Heterogeneous System Architectures: A Strategy to Use Diverse Components
Abstract: Current system architectures rely on a simple approach: one compute node design that is used across the entire system. This approach only supports heterogeneity at the node level. Compute nodes may involve a variety of devices but the system is otherwise homogeneous. This design simplifies scheduling applications and provides consistent expectations for the hardware that a job can exploit but often results in poor utilization of components. The wide range of emerging devices for AI and other domains necessitates a more heterogeneous system architecture that varies the compute node (or volume) types within a single job.
Lawrence Livermore National Laboratory (LLNL) is currently exploring such heterogeneous system architectures. These explorations include the use of novel hardware to accelerate AI models within larger applications and initial software solutions to overcome the challenges posed by heterogeneous system architectures. This talk will present a sampling of the novel software solutions that enable the heterogeneous system architecture as well as the systems that LLNL has currently deployed.

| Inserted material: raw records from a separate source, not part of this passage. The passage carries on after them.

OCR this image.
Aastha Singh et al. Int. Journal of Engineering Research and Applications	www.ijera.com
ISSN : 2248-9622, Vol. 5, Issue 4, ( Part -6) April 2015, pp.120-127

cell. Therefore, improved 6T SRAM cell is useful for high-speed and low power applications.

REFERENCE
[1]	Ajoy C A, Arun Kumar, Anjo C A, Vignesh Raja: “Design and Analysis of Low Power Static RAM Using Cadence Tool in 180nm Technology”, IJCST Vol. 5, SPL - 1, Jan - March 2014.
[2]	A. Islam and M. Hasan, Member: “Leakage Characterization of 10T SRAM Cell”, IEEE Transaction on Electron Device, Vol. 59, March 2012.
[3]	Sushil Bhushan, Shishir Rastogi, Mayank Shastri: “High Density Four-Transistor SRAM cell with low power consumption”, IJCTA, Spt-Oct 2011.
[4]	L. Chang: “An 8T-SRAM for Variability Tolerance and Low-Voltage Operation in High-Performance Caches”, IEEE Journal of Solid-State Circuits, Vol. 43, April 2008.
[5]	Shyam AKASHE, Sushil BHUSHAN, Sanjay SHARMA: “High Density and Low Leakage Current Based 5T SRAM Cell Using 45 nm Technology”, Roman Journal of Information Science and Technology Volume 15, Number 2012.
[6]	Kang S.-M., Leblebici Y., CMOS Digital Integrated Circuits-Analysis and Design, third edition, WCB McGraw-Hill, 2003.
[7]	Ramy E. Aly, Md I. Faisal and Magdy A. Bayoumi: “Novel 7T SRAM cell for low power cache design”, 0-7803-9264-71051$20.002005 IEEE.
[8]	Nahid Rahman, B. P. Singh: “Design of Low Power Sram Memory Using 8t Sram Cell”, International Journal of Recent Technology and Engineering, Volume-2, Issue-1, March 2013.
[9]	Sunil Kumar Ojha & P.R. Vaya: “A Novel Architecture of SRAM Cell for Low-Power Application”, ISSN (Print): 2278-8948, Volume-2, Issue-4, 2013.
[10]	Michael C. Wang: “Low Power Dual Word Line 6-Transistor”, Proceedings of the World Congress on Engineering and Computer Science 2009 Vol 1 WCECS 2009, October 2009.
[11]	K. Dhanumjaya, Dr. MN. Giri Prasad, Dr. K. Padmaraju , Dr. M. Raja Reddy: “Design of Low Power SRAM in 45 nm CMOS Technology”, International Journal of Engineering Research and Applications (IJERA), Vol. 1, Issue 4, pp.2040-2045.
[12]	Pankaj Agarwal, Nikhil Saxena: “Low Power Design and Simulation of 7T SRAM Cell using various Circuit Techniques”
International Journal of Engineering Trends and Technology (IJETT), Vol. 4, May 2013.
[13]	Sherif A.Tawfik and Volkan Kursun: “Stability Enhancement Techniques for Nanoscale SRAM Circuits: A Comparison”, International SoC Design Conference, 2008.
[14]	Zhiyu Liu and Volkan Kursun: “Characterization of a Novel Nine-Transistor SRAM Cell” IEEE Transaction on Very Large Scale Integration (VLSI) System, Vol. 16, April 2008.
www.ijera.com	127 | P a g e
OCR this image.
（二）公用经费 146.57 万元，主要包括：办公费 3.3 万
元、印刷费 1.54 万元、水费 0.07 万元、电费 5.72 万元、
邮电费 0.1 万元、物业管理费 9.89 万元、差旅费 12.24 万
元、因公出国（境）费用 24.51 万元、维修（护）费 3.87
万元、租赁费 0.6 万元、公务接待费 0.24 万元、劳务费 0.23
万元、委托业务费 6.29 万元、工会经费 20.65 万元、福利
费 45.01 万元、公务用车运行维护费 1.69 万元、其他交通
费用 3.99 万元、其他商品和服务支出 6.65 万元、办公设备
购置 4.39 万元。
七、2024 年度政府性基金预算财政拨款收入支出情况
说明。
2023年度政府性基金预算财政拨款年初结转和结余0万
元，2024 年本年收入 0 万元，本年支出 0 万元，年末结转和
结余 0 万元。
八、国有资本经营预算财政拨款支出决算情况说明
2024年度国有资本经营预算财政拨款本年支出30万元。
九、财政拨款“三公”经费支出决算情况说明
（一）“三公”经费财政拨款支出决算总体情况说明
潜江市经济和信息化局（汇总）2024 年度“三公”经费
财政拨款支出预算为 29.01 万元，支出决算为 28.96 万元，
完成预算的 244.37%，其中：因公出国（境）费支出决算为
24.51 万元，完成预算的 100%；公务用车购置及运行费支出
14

Abstract: Today's AI is too big. Deep neural networks demand extraordinary levels of data and computation, and therefore power, for training and inference. This severely limits the practical deployment of AI in edge devices. We aim to improve the efficiency of neural network design. First, I'll present MCUNet that brings deep learning to IoT devices. MCUNet is a framework that jointly designs the efficient neural architecture (TinyNAS) and the light-weight inference engine (TinyEngine), enabling ImageNet-scale inference on micro-controllers that have only 1MB of Flash. Next I will introduce Once-for-All Network, an efficient neural architecture search approach, that can elastically grow and shrink the model capacity according to the target hardware resource and latency constraints. From inference to training, I'll present TinyTL that enables tiny transfer learning on-device, reducing the memory footprint by 7-13x. Finally, I will describe data-efficient GAN training techniques that can generate photo-realistic images using only 100 images, which used to require tens of thousands of images. We hope such TinyML techniques can make AI greener, faster, more efficient and more sustainable.